When it comes to women’s rights, you have to take out the party rhetoric. Michele Bachmann and Sarah Palin are Republicans FIRST, women’s advocates second. It’s one of the biggest reasons we can’t seem to move the equality ball along in the U.S. I firmly stand by the fact that gubernatorial candidates Meg Whitman and Jerry Brown were equal when it came to platforms – both were pro-choice, both wanted to create jobs, and balance California’s lopsided budget – and yet, the National Organization of Women endorsed Brown (a man). Why? Because Whitman ran as a Republican. California lost a brilliant business woman because people chose party first.
The political rhetoric is furious on both sides and most recently, I am taking issue with writer Michelle Chen for her Huffington Post article, The Republican Attack on Women’s Health Goes Global:
“What does a congressperson from Ohio have in common with a 16 year-old sex worker in Cambodia? They’re both symbols of the perverse political stalemate in Washington, D.C., that threatens to set back the struggle for women’s equality around the world.”
A sex worker in Cambodia is a symbol of the “perverse political stalemate in Washington, D.C.”
Really. She cites a recent meeting at the United Nations that shows a lack of progress in “women’s health, education and political and economic empowerment.” That’s her best resource? The UN, which put Saudi Arabia on its UN Women’s Council, the same country that refuses to allow women to participate in the Olympics (one of only three countries), a country where women are now suggested to give breast milk to unrelated males in order to be able to co-mingle. Seriously. I don’t know whether to laugh or cry. Chen is so focused on her thesis statement, The Republican Attack on Women’s Health Goes Global, she is blind to the big elephant in the room.
So, please, stop. All the women out there who profess to be for women’s rights and can’t wait to point fingers at political parties are no help to us at all. We will never be empowered if our goal is to be “the better party.” Here’s a secret Ms. Chen: Neither the Democrats or the Republicans care about women first. If you’re aligned with a party. Great. That’s your agenda. Then you are NOT a defender of women’s rights.
Yes, we know there is a legislator in Georgia that is putting forth bills that will affect women including proposing a change from rape “victim” to rape “accuser.” We also know that his bill will never make it out of rules and using him to denounce the Republican Party is useless.

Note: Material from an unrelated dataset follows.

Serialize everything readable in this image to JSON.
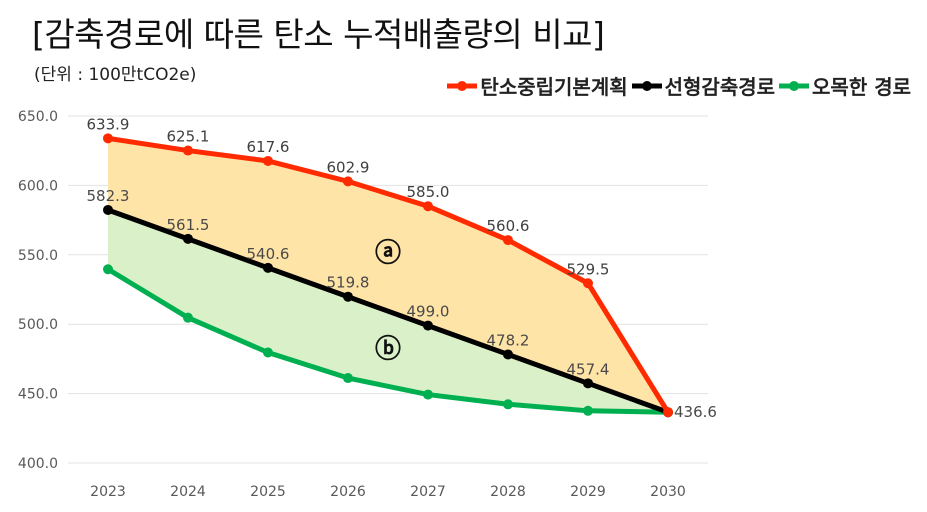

That whole issue about “redefining rape” went viral AND it wasn’t even correct. Lastly, the “cutbacks” on funding abortion was part of Obama’s compromise on the healthcare bill. In fact, most states don’t provide funding at all and “defines” rape as as the GOP proposed already – “forcible.”
So, please, stop trying to take down the GOP and start lifting up your GIRLFRIENDS. Women’s rights and equality have no place in a skirmish between which party dislikes us the most. Neither gives a damn. It’s time we realized that.